1/4 tsp. Ground Cardamom

1/4 tsp. Ground Allspice

2/3 c. Splenda Sugar Blend or 1 1/3 cup Granulated Sugar

1 Whole Egg

1/2 c. Egg Beaters®

1 c. Low-Fat Buttermilk or Unsweetened Vanilla Soy Milk

2 Tbsp. Canola Oil

3 Tbsp. Baby Food Prunes

2 c. Canned Pumpkin (not Pumpkin Pie Mix)

2 Tbsp. Pumpkin Seeds

Directions: Pre Heat oven to 350°.

Spray Large Loaf Pan with Canola Oil Baking Spray with Flour

Step 1: Use a large bowl. Sift in flour and all spices. Add Splenda to bowl and use a spatula to blend in with flour.

Step 2: In another bowl, whisk together remaining ingredients, up to pumpkin seeds, until thoroughly blended.

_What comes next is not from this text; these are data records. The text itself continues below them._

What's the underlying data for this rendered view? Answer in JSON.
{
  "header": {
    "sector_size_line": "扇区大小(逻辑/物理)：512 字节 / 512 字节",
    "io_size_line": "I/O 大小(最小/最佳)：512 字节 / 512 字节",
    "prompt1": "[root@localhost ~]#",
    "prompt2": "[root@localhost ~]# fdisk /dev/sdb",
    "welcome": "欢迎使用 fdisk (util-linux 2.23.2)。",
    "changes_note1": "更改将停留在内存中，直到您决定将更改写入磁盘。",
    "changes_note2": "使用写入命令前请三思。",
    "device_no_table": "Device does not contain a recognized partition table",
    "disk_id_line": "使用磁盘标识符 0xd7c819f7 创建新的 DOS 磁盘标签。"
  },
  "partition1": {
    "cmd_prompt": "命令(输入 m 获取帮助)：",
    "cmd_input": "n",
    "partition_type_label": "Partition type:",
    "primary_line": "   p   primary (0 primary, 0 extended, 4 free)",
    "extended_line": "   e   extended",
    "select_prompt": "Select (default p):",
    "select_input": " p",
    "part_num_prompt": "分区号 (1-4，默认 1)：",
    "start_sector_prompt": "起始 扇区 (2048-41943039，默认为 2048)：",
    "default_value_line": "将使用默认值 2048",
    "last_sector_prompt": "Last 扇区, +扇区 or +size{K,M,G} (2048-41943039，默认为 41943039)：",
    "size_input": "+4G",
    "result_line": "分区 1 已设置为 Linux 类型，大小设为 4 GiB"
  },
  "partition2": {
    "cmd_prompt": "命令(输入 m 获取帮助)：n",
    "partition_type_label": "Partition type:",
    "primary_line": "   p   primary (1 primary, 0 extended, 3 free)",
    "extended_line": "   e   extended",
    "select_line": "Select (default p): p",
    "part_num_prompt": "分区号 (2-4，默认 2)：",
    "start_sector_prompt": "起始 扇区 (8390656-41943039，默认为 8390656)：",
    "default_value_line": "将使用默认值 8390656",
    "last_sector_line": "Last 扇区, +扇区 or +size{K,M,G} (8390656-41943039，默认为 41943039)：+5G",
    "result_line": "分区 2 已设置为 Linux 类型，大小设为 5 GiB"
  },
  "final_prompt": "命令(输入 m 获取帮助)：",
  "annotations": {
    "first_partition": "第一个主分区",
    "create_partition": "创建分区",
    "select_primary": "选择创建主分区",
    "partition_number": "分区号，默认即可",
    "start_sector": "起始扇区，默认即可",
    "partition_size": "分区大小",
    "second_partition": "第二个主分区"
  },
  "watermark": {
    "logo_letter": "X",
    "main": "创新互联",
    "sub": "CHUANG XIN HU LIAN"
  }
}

Step 3: Add wet ingredients to dry ingredients and stir until just blended. Do not over-mix. Spread the batter into the prepared loaf pan. Sprinkle pumpkin seeds on top.

Step 4: Bake bread until lightly browned and toothpick inserted in center comes out clean. About 60 - 65 minutes. Remove from oven and allow to cool in the pan for 15 minutes, then turn out onto wire rack and cool completely.